Reachoutreachout · 01/05/2025 23:26

Baby sleep, lack of sleep, broken sleep and disagreements about how to solve it are all really common and also drive parents insane in the early years.

A few thoughts. It doesn’t matter if you are the one that make the baby go to sleep at a the drop of hat, if you’re not there over night and are happily getting unbroken sleep every night then you don’t get to dictate whether your partner co sleeps or not.

It’s all very well that you are able to manage naps etc easily, you’re not there! So it’s up to mum to make it work.

Does mum want you help? Does she want it to change? It’s not clear what she wants, as this post is mostly about what you want.

Babies can have a preference for a parent, that can fade away, stay the same or change parent. The other parent has to suck it up, and in this case she has to manage it since you’re the one always leaving.

The truth is baby sleep can be awful and turns us all into obsessive nutcases. It won’t be like this forever, baby will grow out of it and it will be a distant memory.

The most important thing is that mum gets some sleep as she sounds at breaking point. So she needs to figure out what would work for her to do that. And then you need to help make it happen. She doesn’t want to do what you’re suggesting, so you need to come up with something else. Or start doing nights instead, which frankly sounds like the best option given how amazingly easy it is for you.

Reachoutreachout · 01/05/2025 23:27

Oh and finally, co sleeping does not make your baby more dependant, it is a perfectly reasonable coping method when you don’t want to get up five times a night and go to another room.

mindutopia · 02/05/2025 13:28

I couldn’t read all that, but I think understand your issue. It’s completely normal for baby to prefer the parent who always does the soothing and settling to always do the soothing and settling.
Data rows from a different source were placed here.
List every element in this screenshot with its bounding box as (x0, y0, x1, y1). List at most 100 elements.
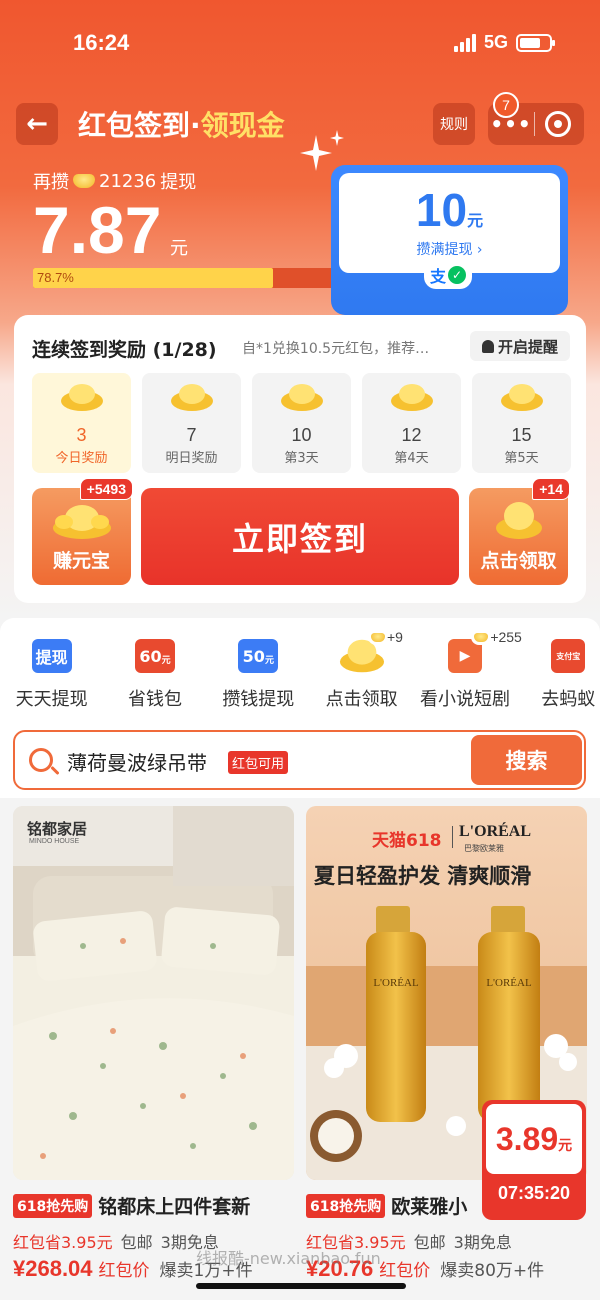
checkin-panel: 连续签到奖励 (1/28) 自*1兑换10.5元红包，推荐您… 开启提醒 3 今… (14, 315, 586, 603)
gold-ingot-icon (501, 384, 543, 411)
shipping-info: 包邮 (120, 1233, 153, 1252)
loreal-logo: L'ORÉAL (459, 823, 532, 840)
claim-reward-button[interactable]: 点击领取 +14 (469, 478, 570, 585)
coin-requirement: 再攒 21236 提现 (33, 168, 196, 194)
shortcut-label: 天天提现 (15, 689, 88, 710)
title-highlight: 领现金 (200, 109, 285, 142)
gold-ingots-icon (53, 505, 111, 539)
balance-amount: 7.87 (33, 193, 162, 267)
coin-prefix: 再攒 (33, 172, 69, 193)
promo-tag: 618抢先购 (13, 1193, 93, 1218)
sold-count: 爆卖80万+件 (440, 1261, 545, 1281)
back-button[interactable]: ← (16, 103, 58, 145)
reward-day: 15 第5天 (472, 373, 571, 473)
wechat-pay-icon: ✓ (448, 266, 467, 284)
shortcut-daily-withdraw[interactable]: 提现 天天提现 (0, 637, 103, 711)
reward-label: 今日奖励 (55, 451, 108, 466)
deal-countdown: 07:35:20 (497, 1183, 571, 1203)
coin-suffix: 提现 (160, 172, 197, 193)
earn-badge: +5493 (79, 478, 133, 500)
tmall-618-logo: 天猫618 (372, 831, 442, 851)
shortcut-row: 提现 天天提现 60 元 省钱包 50 元 攒钱提现 +9 点击领取 ▶ +255 … (0, 629, 600, 711)
loreal-logo-sub: 巴黎欧莱雅 (464, 844, 504, 853)
remind-label: 开启提醒 (497, 337, 558, 356)
product-name: 铭都床上四件套新 (98, 1196, 251, 1218)
bell-icon (481, 339, 494, 353)
checkin-now-button[interactable]: 立即签到 (141, 488, 459, 585)
alipay-app-icon: 支付宝 (545, 637, 591, 675)
shortcut-label: 去蚂蚁 (541, 689, 596, 710)
balance-unit: 元 (170, 238, 188, 259)
search-input[interactable]: 薄荷曼波绿吊带 (67, 747, 207, 776)
gold-ingot-icon (73, 174, 95, 188)
search-bar[interactable]: 薄荷曼波绿吊带 红包可用 搜索 (13, 730, 586, 790)
sparkle-icon (300, 135, 332, 171)
reward-value: 7 (186, 425, 197, 445)
payment-methods: 支 ✓ (424, 261, 473, 289)
claim-badge: +14 (532, 478, 570, 500)
alipay-icon: 支 (430, 267, 447, 286)
shortcut-novels-dramas[interactable]: ▶ +255 看小说短剧 (413, 629, 525, 711)
coin-count: 21236 (99, 170, 157, 192)
price-label: 红包价 (98, 1261, 150, 1281)
bedding-photo (13, 806, 294, 1180)
earn-label: 赚元宝 (52, 550, 110, 572)
product-card[interactable]: 铭都家居 MINDO HOUSE 618抢先购 铭都床上四件套新 红包省3.95… (13, 806, 294, 1281)
shortcut-claim[interactable]: +9 点击领取 (310, 629, 413, 711)
shortcut-saving-pack[interactable]: 60 元 省钱包 (103, 637, 206, 711)
shortcut-label: 攒钱提现 (222, 689, 295, 710)
withdraw-calendar-icon: 提现 (29, 637, 75, 675)
claim-label: 点击领取 (480, 550, 557, 572)
shortcut-label: 省钱包 (127, 689, 182, 710)
withdraw-goal-card[interactable]: 10元 攒满提现 › (331, 165, 568, 315)
goal-amount: 10元 (415, 184, 484, 236)
goal-label: 攒满提现 › (416, 242, 483, 258)
capsule-divider (534, 112, 535, 136)
reward-label: 明日奖励 (165, 451, 218, 466)
product-meta: 红包省3.95元 包邮 3期免息 (13, 1229, 219, 1253)
reward-label: 第4天 (394, 451, 429, 466)
promo-tag: 618抢先购 (306, 1193, 386, 1218)
status-indicators: 5G (453, 32, 555, 53)
gold-ingot-icon (391, 384, 433, 411)
goal-inner: 10元 攒满提现 › (339, 173, 560, 273)
shortcut-ant[interactable]: 支付宝 去蚂蚁 (517, 637, 600, 711)
sparkle-small-icon (330, 130, 344, 146)
product-price: ¥268.04 (13, 1256, 93, 1281)
search-button[interactable]: 搜索 (471, 735, 582, 785)
price-label: 红包价 (379, 1261, 431, 1281)
page-title: 红包签到·领现金 (78, 104, 285, 144)
shortcut-label: 看小说短剧 (419, 689, 510, 710)
arrow-left-icon: ← (26, 109, 48, 139)
title-main: 红包签到· (78, 109, 201, 142)
status-time: 16:24 (73, 30, 130, 55)
product-headline: 夏日轻盈护发 清爽顺滑 (314, 864, 532, 888)
reward-days: 3 今日奖励 7 明日奖励 10 第3天 12 第4天 15 第5天 (32, 373, 571, 473)
gold-ingot-icon (496, 502, 542, 539)
withdraw-progress-bar (33, 268, 338, 288)
earn-ingots-button[interactable]: 赚元宝 +5493 (32, 478, 133, 585)
reward-day: 12 第4天 (362, 373, 461, 473)
progress-label: 78.7% (37, 270, 74, 285)
floating-deal-widget[interactable]: 3.89 元 07:35:20 (482, 1100, 586, 1220)
reward-day: 7 明日奖励 (142, 373, 241, 473)
gold-ingot-icon (281, 384, 323, 411)
search-icon (29, 748, 53, 772)
gold-ingot-icon (61, 384, 103, 411)
red-packet-tag: 红包可用 (228, 751, 289, 774)
enable-reminder-button[interactable]: 开启提醒 (470, 331, 570, 361)
reward-value: 12 (401, 425, 422, 445)
save-amount: 红包省3.95元 (13, 1233, 113, 1252)
reward-label: 第3天 (284, 451, 319, 466)
shipping-info: 包邮 (413, 1233, 446, 1252)
battery-icon (516, 33, 555, 52)
reward-day: 10 第3天 (252, 373, 351, 473)
shortcut-badge: +9 (367, 629, 406, 645)
rules-button[interactable]: 规则 (433, 103, 475, 145)
banner-divider (452, 826, 453, 848)
reward-value: 15 (511, 425, 532, 445)
close-mini-program-icon[interactable] (545, 111, 571, 137)
product-image-bedding: 铭都家居 MINDO HOUSE (13, 806, 294, 1180)
shortcut-save-withdraw[interactable]: 50 元 攒钱提现 (207, 637, 310, 711)
reward-value: 3 (76, 425, 87, 445)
It’s not because mum is doing anything wrong or not wanted. It’s just you’ve created a routine that works really well. Usually the parent doing all the nighttime parenting is mum, and it’s the opposite issue. Have a search for all the threads on here from mums asking how they can get their partners to be able to do bedtime because they just want to go out one night to their best friends birthday dinner. No really, search for them, because they will have good advice.

The problem is though that your baby doesn’t live with you, so you’ve created a bit of a problem where the primary parent who lives with baby full time isn’t the one who can do bedtime. To change that, you just need to create a new routine. Mum needs to persist with doing bedtime solo and you need to not intervene. In fact, best if you aren’t even there. Until things settle and baby is used to mum doing bedtime.

Co-sleeping is perfectly normal and natural and won’t be causing these issues. Both my dc co-slept with me regularly til about 3. We didn’t have any sleep issues really and no challenges with bedtime/settling for sleep. If you want to change up the bedtime routine, best thing you can do is to keep the nighttime sleep routine the same.